Tytuł: Harry Potter - Hogsmeade, Twoja Magiczna Wioska :: Wpadki

Dodane przez Courag dnia 30-10-2009 20:27
#103

Na polskim. Omawiamy jakiś megatrudny wiersz. A Natalia tak nagle pyta się pani czy oglądała ostatni odcinek Dr House`a (trzeba dodać, że pani uwielbia ten serial i zawsze da się na niego złapać). I tak rozmawiamy. A Krzysiek:
-To może porozmawiajmy o "M jak miłość"
-No to jest fajny temat. Wiecie, że Marek zdradza Hankę z Grażyną? -Mówi Kamil
Na to ja:
-W tych serialach wszyscy się zachowują jak króliki - Ale spaliłam buraka jak się zorientowałam o powiedziałam

Ta sama lekcja. Wracamy do omawiania wiersza. W pewnym momencie pani mówi:
- Wiecie co się właśnie wydarzyło?
Ja zaczynam rzucać coraz to dziwniejsze teksty:
-Pani ma dobry humor? Zaczęliśmy myśleć? Mateusz przestał się dąsać? itp.
Pani:
-Natalia ma to na bluzce
Natalia miała akurat bluzkę z wizerunkiem Hannah Montany i poplamiła ją sobie czymś czerwonym. Akurat miała plamę na twarzy Hannah. Ja tak patrzę i mówię:
- Prze_boska Hannah jakaś-tam zaryła twarzą w ziemię?
A pani Agata:
-Nie, ale miło, że nie dotarł do Ciebie ten cały szał. Po prostu słońce wyszło zza chmur.

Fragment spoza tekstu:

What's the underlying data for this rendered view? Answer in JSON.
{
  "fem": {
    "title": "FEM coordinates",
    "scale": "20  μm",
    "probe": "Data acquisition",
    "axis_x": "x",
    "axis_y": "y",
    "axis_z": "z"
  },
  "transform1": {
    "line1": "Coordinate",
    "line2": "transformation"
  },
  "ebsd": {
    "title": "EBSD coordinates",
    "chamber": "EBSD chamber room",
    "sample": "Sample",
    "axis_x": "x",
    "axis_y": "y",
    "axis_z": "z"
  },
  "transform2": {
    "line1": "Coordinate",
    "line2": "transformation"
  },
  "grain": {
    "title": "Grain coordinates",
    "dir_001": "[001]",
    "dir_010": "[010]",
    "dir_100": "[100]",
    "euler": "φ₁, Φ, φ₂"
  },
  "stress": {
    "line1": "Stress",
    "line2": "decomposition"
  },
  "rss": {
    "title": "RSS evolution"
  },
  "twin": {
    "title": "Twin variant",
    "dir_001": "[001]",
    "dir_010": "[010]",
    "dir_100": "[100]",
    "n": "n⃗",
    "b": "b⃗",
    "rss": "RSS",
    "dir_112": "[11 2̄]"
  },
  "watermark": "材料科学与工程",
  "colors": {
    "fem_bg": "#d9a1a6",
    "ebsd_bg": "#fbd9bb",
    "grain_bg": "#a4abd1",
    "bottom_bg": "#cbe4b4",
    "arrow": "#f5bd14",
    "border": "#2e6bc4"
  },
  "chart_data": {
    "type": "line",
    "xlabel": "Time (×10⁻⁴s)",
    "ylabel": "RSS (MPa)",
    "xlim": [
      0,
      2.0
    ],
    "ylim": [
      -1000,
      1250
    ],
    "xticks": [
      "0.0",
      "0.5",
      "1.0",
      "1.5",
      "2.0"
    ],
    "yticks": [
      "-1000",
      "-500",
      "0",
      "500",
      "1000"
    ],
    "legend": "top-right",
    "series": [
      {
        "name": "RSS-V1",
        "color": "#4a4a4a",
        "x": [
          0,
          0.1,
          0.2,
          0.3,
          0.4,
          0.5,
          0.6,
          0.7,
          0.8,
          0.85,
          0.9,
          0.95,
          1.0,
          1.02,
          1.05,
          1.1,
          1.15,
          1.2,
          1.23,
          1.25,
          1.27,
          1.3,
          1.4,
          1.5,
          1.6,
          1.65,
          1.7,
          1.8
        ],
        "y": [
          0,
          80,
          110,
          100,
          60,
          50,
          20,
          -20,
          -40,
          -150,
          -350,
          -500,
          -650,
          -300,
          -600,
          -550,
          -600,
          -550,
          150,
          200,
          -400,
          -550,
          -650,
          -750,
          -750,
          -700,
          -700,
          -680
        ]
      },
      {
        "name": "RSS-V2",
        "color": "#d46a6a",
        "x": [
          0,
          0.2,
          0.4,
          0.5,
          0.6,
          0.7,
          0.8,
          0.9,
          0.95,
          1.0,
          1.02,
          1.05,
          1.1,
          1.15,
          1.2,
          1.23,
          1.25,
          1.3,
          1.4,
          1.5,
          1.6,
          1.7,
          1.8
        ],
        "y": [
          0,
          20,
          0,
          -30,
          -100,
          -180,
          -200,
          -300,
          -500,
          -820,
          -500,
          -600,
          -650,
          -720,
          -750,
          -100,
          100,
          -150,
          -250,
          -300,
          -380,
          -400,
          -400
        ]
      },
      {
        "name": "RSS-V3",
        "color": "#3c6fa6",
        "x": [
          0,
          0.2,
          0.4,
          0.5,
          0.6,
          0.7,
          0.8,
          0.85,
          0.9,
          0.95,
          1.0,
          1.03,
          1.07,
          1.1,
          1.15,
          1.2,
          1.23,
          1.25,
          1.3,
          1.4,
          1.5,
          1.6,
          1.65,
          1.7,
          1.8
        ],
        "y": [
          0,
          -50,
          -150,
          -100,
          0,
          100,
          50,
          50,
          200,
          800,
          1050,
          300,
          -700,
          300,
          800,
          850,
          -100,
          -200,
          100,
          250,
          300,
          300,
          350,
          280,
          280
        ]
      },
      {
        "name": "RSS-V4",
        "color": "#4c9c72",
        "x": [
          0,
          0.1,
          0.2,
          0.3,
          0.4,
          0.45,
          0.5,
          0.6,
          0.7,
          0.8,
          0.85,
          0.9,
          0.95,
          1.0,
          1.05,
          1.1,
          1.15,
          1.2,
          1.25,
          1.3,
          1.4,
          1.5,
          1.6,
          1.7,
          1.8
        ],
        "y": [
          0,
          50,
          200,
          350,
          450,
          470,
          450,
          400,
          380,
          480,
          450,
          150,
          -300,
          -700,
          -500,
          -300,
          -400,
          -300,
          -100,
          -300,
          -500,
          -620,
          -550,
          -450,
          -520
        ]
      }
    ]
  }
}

Dzisiaj mieliśmy w szkole "międzyszkolny przegląd małych form teatralnych". Po przedstawieniach siedzieliśmy jeszcze półtora godziny w świetlicy,_przez cały ten czas mikrofon był włączony. Podchodzi do mnie i do paru innych dziewczyn Wojtek z mikrofonem i mówi do Klaudii, że ma coś zaśpiewać, a ona myślała, że mikrofon jest wyłączony i zaczęła śpiewać specjalnie (przynajmniej tak później mówiła) fałszować i to wszystko poszło w głośniki, które są dość duże więc nie można było jej nie usłyszeć.


Na angielskim Oliwia pyta się mnie czy może ze mną usiąść, bo potrzebuje podręcznika. Zgodziłam się i powiedziałam, że wydawało mi się, że ma podręcznik. Ona na to:
-Bo mam, ale mój kot go dosłownie olał.